Kapital wird hier als das Potenzial definiert, ausgehend von einer gegenwärtigen Quantität Geldes eine größere Quantität Geldes in der Zukunft zu erzielen. Kapital ist nicht Profit. Der Profit ist die größere Quantität Geldes, die realisiert wird. Das Kapital ist das Potenzial diese Quantität zu realisieren. Dieses Potenzial ist der effektive Motor des ökonomischen Systems. Die kapitalistische Ökonomie ist trotz ihres Kalkulationswahns mehr mit ihrem Potenzial als mit ihren aktuellen Quantitäten beschäftigt. Das Kapital als die Bewegung dieses Potenzials ist die Qualität des Geldes. Das zukunftsbezogene Kapital in den Termen des Mehrwerts (das Potenzial eine höhere Quantität Geldes zu generieren), akkumulierbar als Profit, zu konzipieren, bedeutet, dass das Kapital von vornherein fundamental spekulativ zu denken ist. Die Spekulation ist keine Perversion der kapitalistischen Ökonomie, sondern ihre Essenz, ja sie ist sogar eine Machtfunktion. Oder, anders gesagt, das Kapital ist eine spezifische Machtbeziehung, die durch ein Potenzial angetrieben wird. Das zeitliche Element des Kapitals oder seine Zeitfunktion ist nicht-chronologisch und erzeugt eine Zukunft in der Gegenwart. Nur sekundär kümmert sich das Kapital um die Messung der Zeit.

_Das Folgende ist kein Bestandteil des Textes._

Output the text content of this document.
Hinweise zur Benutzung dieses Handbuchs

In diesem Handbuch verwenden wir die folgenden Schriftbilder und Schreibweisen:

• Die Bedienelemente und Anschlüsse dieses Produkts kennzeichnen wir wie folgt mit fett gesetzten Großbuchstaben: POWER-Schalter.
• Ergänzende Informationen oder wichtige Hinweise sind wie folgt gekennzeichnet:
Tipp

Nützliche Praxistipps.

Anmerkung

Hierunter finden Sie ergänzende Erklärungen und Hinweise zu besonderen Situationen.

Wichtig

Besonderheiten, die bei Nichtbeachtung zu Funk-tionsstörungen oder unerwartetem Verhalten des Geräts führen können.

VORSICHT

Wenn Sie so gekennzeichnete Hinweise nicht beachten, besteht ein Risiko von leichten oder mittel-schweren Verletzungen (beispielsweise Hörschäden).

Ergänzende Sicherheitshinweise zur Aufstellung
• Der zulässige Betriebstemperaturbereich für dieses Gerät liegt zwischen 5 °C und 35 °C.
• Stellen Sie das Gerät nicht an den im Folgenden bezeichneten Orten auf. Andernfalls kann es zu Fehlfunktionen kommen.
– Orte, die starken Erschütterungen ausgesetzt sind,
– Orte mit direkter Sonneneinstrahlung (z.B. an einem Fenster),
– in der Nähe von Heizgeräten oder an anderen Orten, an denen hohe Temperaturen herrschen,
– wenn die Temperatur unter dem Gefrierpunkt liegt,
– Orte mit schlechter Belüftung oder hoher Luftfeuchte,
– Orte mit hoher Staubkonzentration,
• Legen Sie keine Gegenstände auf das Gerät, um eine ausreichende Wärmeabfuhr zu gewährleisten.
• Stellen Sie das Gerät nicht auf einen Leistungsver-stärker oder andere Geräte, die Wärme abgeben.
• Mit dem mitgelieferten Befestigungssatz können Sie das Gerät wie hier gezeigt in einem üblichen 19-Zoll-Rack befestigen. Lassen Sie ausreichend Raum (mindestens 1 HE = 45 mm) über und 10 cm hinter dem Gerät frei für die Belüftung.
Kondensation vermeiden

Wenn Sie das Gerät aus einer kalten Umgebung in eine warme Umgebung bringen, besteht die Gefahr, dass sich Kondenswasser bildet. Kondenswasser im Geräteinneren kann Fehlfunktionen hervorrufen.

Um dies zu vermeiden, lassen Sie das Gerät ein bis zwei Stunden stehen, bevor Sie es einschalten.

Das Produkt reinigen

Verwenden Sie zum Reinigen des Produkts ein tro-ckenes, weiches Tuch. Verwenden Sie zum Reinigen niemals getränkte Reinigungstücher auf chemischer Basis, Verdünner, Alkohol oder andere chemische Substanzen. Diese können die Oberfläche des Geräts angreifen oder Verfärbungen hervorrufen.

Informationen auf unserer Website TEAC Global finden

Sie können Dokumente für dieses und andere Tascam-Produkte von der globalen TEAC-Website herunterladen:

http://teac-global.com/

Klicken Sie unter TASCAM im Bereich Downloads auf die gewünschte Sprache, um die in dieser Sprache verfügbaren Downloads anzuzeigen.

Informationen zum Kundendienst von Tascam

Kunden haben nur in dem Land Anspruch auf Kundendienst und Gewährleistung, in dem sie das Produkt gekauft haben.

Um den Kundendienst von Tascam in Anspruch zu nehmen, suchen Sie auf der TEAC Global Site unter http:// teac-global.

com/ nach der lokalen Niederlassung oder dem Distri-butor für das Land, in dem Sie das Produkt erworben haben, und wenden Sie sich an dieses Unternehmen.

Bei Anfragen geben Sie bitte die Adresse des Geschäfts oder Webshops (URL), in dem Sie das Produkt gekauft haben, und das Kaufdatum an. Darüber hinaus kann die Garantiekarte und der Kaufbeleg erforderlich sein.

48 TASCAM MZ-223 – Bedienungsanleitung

Potenzial ist ein qualitatives Konzept, das mit Transformation konnotiert ist. Das Kapital als die Bewegung eines Potenzials ist die Qualität des Geldes als eine transformatorische Kraft, die das Werden des Systems antreibt. Ökonomisch wird diese Transformation rein als Statistik angezeigt. Die Zahlen sind quantitative Zeichen eines qualitativen Wandels (Veränderung der Produktivität und der Arbeit, der Managementpraktiken, der sozialen Ungleichheit, der Wünsche und Subjektivitäten etc.) Marx spricht an dieser Stelle von Metamorphosen oder sozialen Metabolismen. Hier sieht Massumi ein vitales Potenzial, das über die Ökonomie hinausweist. Das Kapital habe eine unsichtbare Hand am Puls des Lebens.